Een aantal leerlingen gaven bij de evaluatie de tip “om naast iedere foto in de expositie een blaadje te hangen wat je zou kunnen omdraaien met daarop de informatie over wat nou werkelijkheid is op de foto en welk deel Disneyfication bevat. Bij sommige werken was dit namelijk niet heel duidelijk en ze waren met te veel leerlingen om bij ieder werk uitleg te kunnen vragen aan de fotograaf.”

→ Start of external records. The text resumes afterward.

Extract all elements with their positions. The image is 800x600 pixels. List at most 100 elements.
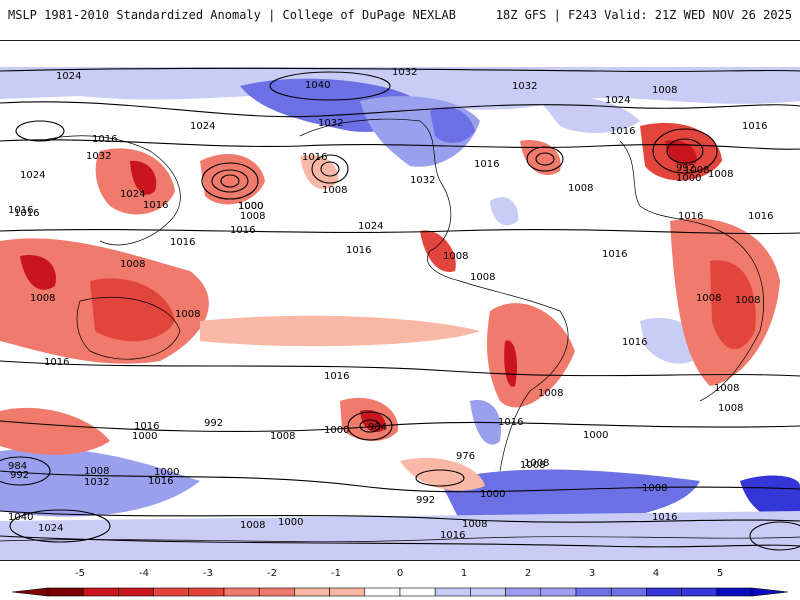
isobar-closed-low — [220, 174, 240, 188]
colorbar-tick: -3 — [203, 568, 213, 579]
red-indonesia-core — [20, 255, 56, 290]
isobar-label: 1032 — [512, 81, 537, 92]
isobar-closed-low — [0, 456, 51, 486]
isobar-label: 1008 — [568, 183, 593, 194]
isobar-label: 1032 — [392, 67, 417, 78]
isobar-label: 1016 — [230, 225, 255, 236]
isobar-closed-low — [535, 152, 555, 166]
isobar-label: 1008 — [652, 85, 677, 96]
colorbar-tick: 1 — [460, 568, 468, 579]
isobar-label: 1016 — [44, 357, 69, 368]
isobar-label: 1016 — [346, 245, 371, 256]
colorbar-segment — [716, 587, 753, 597]
isobar-closed-low — [201, 162, 259, 200]
colorbar-segment — [294, 587, 330, 597]
colorbar-segment — [47, 587, 84, 597]
isobar-label: 976 — [456, 451, 475, 462]
isobar-line — [0, 67, 800, 73]
isobar-label: 992 — [10, 470, 29, 481]
isobar-closed-low — [211, 169, 249, 193]
red-east-asia-core — [130, 160, 157, 195]
isobar-contours — [0, 67, 800, 551]
isobar-label: 1008 — [696, 293, 721, 304]
isobar-label: 1008 — [470, 272, 495, 283]
isobar-label: 1008 — [714, 383, 739, 394]
isobar-label: 1032 — [318, 118, 343, 129]
coast-south-america — [459, 280, 569, 472]
isobar-label: 984 — [8, 461, 27, 472]
colorbar-tick: 2 — [524, 568, 532, 579]
isobar-label: 1016 — [134, 421, 159, 432]
isobar-closed-high — [15, 120, 65, 142]
isobar-label: 1016 — [440, 530, 465, 541]
isobar-label: 1016 — [678, 211, 703, 222]
isobar-label: 1000 — [132, 431, 157, 442]
colorbar-segment — [118, 587, 154, 597]
colorbar-segment — [575, 587, 612, 597]
isobar-closed-low — [320, 161, 340, 177]
isobar-label: 992 — [416, 495, 435, 506]
isobar-label: 1008 — [443, 251, 468, 262]
isobar-label: 1008 — [520, 460, 545, 471]
map-title: MSLP 1981-2010 Standardized Anomaly | Co… — [8, 8, 456, 22]
colorbar-segment — [258, 587, 295, 597]
isobar-label: 1016 — [14, 208, 39, 219]
model-run-info: 18Z GFS | F243 Valid: 21Z WED NOV 26 202… — [495, 8, 792, 22]
isobar-label: 1000 — [278, 517, 303, 528]
colorbar-arrow-right — [751, 587, 789, 597]
isobar-label: 1008 — [462, 519, 487, 530]
isobar-label: 1008 — [524, 458, 549, 469]
blue-greenland — [430, 107, 475, 143]
isobar-label: 1040 — [8, 512, 33, 523]
coast-antarctica — [0, 536, 800, 542]
isobar-label: 1008 — [30, 293, 55, 304]
isobar-label: 1016 — [602, 249, 627, 260]
map-canvas: 1024 1040 1032 1032 1024 1008 1016 1016 … — [0, 41, 800, 560]
isobar-label: 1024 — [120, 189, 145, 200]
colorbar-segment — [540, 587, 577, 597]
colorbar-segment — [681, 587, 718, 597]
isobar-line — [0, 360, 800, 377]
isobar-label: 1008 — [84, 466, 109, 477]
isobar-label: 1024 — [190, 121, 215, 132]
isobar-closed-low — [415, 469, 465, 487]
isobar-label: 992 — [676, 163, 695, 174]
isobar-line — [0, 229, 800, 235]
isobar-label: 1008 — [240, 520, 265, 531]
colorbar-tick: -1 — [331, 568, 341, 579]
coast-asia — [39, 135, 181, 246]
red-south-indian — [0, 407, 110, 455]
red-africa-core — [710, 260, 756, 350]
isobar-closed-low — [9, 509, 111, 543]
red-south-pacific-band — [400, 457, 485, 491]
isobar-closed-low — [359, 419, 381, 433]
blue-atlantic-patch — [490, 197, 519, 226]
isobar-label: 1000 — [238, 201, 263, 212]
isobar-label: 1008 — [708, 169, 733, 180]
isobar-label: 1000 — [480, 489, 505, 500]
negative-anomaly-fills — [0, 122, 780, 491]
isobar-label: 1016 — [474, 159, 499, 170]
colorbar-segment — [610, 587, 647, 597]
coast-north-america — [299, 118, 461, 282]
isobar-closed-low — [526, 146, 564, 172]
isobar-label: 1008 — [175, 309, 200, 320]
isobar-label: 1024 — [56, 71, 81, 82]
isobar-label: 1008 — [718, 403, 743, 414]
isobar-label: 1008 — [240, 211, 265, 222]
positive-anomaly-fills — [0, 67, 800, 560]
isobar-closed-low — [666, 138, 704, 164]
colorbar-tick: 5 — [716, 568, 724, 579]
coast-australia — [76, 296, 181, 360]
isobar-label: 1032 — [86, 151, 111, 162]
blue-band-arctic — [0, 67, 800, 110]
red-andes-core — [504, 340, 517, 387]
isobar-line — [0, 470, 800, 493]
isobar-label: 1000 — [676, 173, 701, 184]
red-australia-core — [90, 278, 175, 342]
blue-southern-ocean-2 — [440, 469, 700, 525]
isobar-label: 1016 — [498, 417, 523, 428]
isobar-label: 1016 — [622, 337, 647, 348]
colorbar-segment — [188, 587, 225, 597]
red-aleutian-low — [300, 154, 339, 189]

“Ook vonden onze leerlingen het lastig dat de verschillende foto's niet gegroepeerd waren en bij elkaar hingen binnen een bepaald subthema. Ze konden namelijk wel verschillende werken met elkaar linken maar dan moesten zij weer opnieuw opzoek naar waar dat andere werk nou ook alweer hing...”
Zelf op pad
Na het bezoek stuurde de docente de leerlingen op pad met de opdracht om zelf op zoek te gaan naar voorbeelden van Disneyfication en deze te fotograferen. Uit de foto’s van de leerlingen bleek dat ook in onze omgeving Disneyfication voorkomt. Een paar leerlingen kwamen terug met foto’s van graffiti op muren. Maar ook waren er leerlingen die hadden ingezoomd op hun onderwerp, waardoor het beeld spannender werd. Want door het gekozen kader was niet direct duidelijk wat nu werkelijkheid was en wat fictie. Het zijn beelden waar je wat langer naar moet kijken. Deze leerlingen hadden niet alleen begrepen dat ‘wat’ je fotografeert belangrijk is, maar ook ‘hoe’ je iets fotografeert. Deze leerlingen hadden dus goed naar het werk van Theo Derksen gekeken.
De fotograaf had nog wel een tip: als je een voorbijganger mee fotografeert, wordt je beeld nog spannender. Het is dan net alsof die voorbijganger een link heeft met de achtergrond. Een leerling heeft dat gedaan met een object (in dit geval een winkelwagentje) en dat kan natuurlijk ook. ‘Het zet je op het verkeerde been.’ Je denkt daardoor weer: ‘Waar kijk ik nu eigenlijk naar?’




Dit was niet alleen een zeer geslaagd bezoek van een klas aan een tentoonstelling. Dit was ook een leuke les in beeldtaal.
Met dank aan Chantal Schreurs, docente CKV van het Huygens Lyceum, voor het opsturen van de evaluatie en de foto’s van de leerlingen.